政治ジャーナリスト田崎史郎氏は9日、テレビ朝日系「羽鳥慎一モーニングショー」(月~金曜午前8時)に出演。8日に投開票された第51回衆院選で、自民党が戦後初となる単独で3分の2を超える316議席を獲得したことをめぐり、「これから最も大事なことは、高市(早苗首相)さんの暴走をどうやって防ぐかという課題なんです」と指摘した。

「3分の2を得たのは自分の力だと思い込んで、やっていかれた場合、かなり強引なことをやりかねず、それをチェックする能力は、野党が小さくなってしまったので、自民党の方でどれだけやれるかということ」と主張。その上で「もう1つは、我々メディアだと思うんですよ。より、厳しい目で見ていかないといけない」と訴えた。

田﨑氏はまた、憲法改正の発議に必要な3分の2の勢力を自民党だけで確保したことから、「憲法改正の発議を、僕は(高市首相は)進めると思う。(東京24区で当選した)萩生田さんも昨夜、『憲法改正の発議ができるから、やらないといけない』というようなことを言っていた」と、高市首相に近い萩生田光一幹事長代行の言及も紹介しながら述べた。

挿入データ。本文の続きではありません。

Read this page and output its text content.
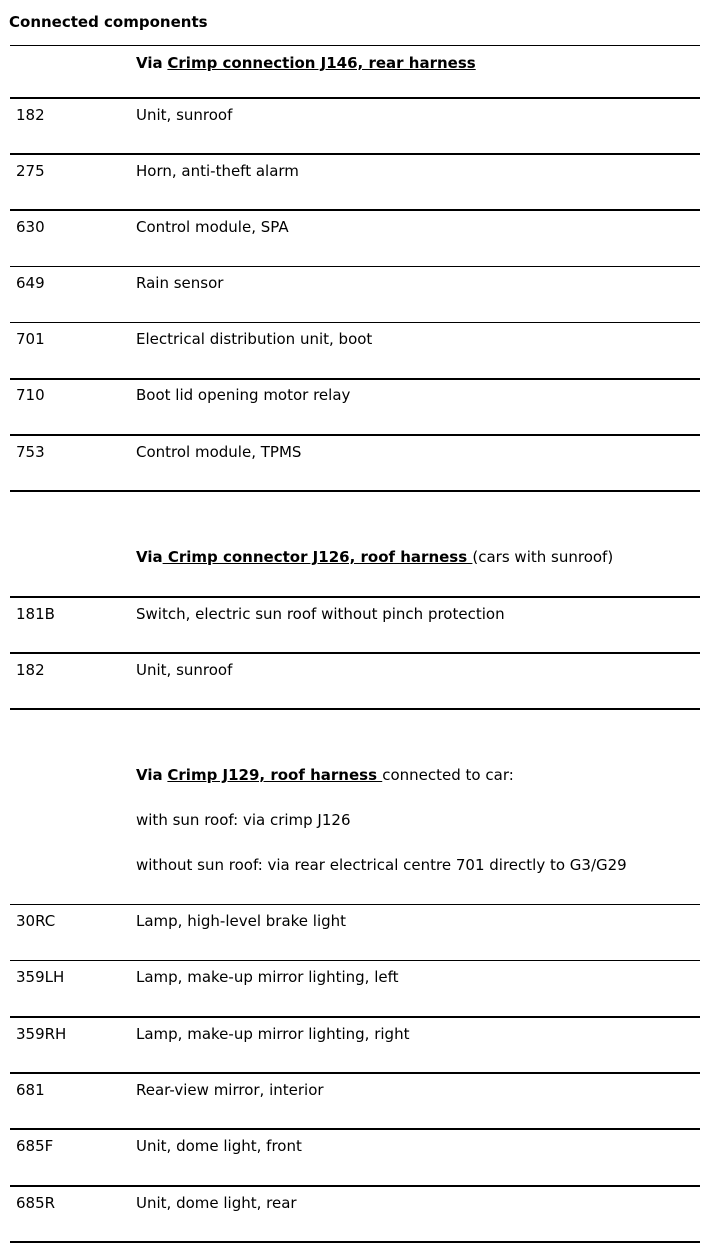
Connected components
Via Crimp connection J146, rear harness
182	Unit, sunroof
275	Horn, anti-theft alarm
630	Control module, SPA
649	Rain sensor
701	Electrical distribution unit, boot
710	Boot lid opening motor relay
753	Control module, TPMS
Via Crimp connector J126, roof harness (cars with sunroof)
181B	Switch, electric sun roof without pinch protection
182	Unit, sunroof
Via Crimp J129, roof harness connected to car:
with sun roof: via crimp J126
without sun roof: via rear electrical centre 701 directly to G3/G29
30RC	Lamp, high-level brake light
359LH	Lamp, make-up mirror lighting, left
359RH	Lamp, make-up mirror lighting, right
681	Rear-view mirror, interior
685F	Unit, dome light, front
685R	Unit, dome light, rear
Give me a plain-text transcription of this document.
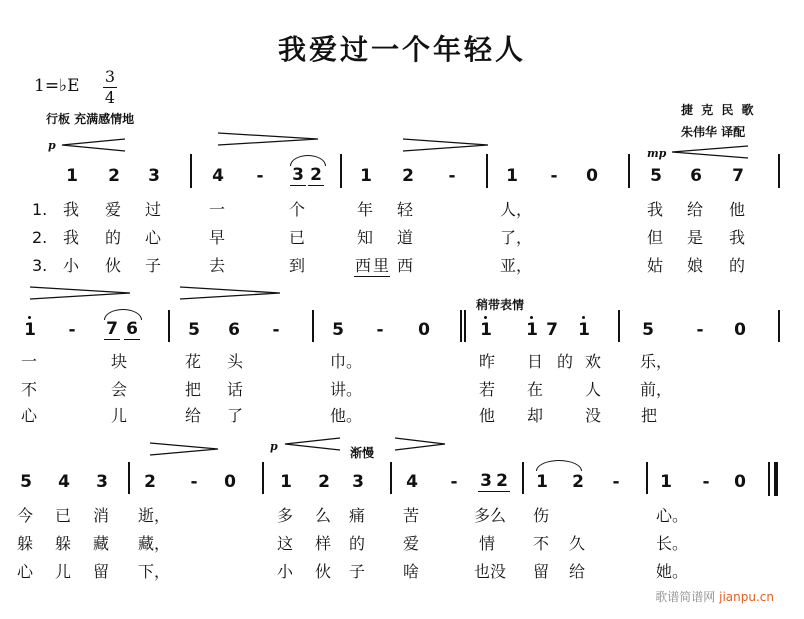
我爱过一个年轻人
1=♭E 3
4
行板 充满感情地
捷 克 民 歌
朱伟华 译配
p
mp
稍带表情
p	渐慢
1 2 3	4 - 3 2 1 2 -	1 - 0	5 6 7
1.
2.
3.
我 爱 过	一	个	年 轻	人，	我 给 他
我 的 心	早	已	知 道	了，	但 是 我
小 伙 子	去	到	西 里 西	亚，	姑 娘 的
1 - 7 6	5 6 -	5 - 0	1 1 7 1	5	- 0
一	块	花 头	巾。	昨 日 的 欢 乐，
不	会	把 话	讲。	若 在	人 前，
心	儿	给 了	他。	他 却	没 把
5 4 3 2 - 0	1 2 3 4 - 3 2 1 2 - 1 - 0
今 已 消 逝，	多 么 痛 苦	多么 伤	心。
躲 躲 藏 藏，	这 样 的 爱	情 不 久	长。
心 儿 留 下，	小 伙 子 啥	也没 留 给	她。
歌谱简谱网 jianpu.cn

ただ「一方で、参議院ではとうてい、3分の2には足りない。国民民主党や参政党を加えても足りない」と、参院では依然、自民党が少数与党であることに言及。「でも、とにかく衆議院でやって、雰囲気をつくるだろうと思う。そうすれば参院でも賛同が増えて達成できる可能性もあるので、3分の2の勢力があるうちにやろう、と当然、されてくると思う」と述べた。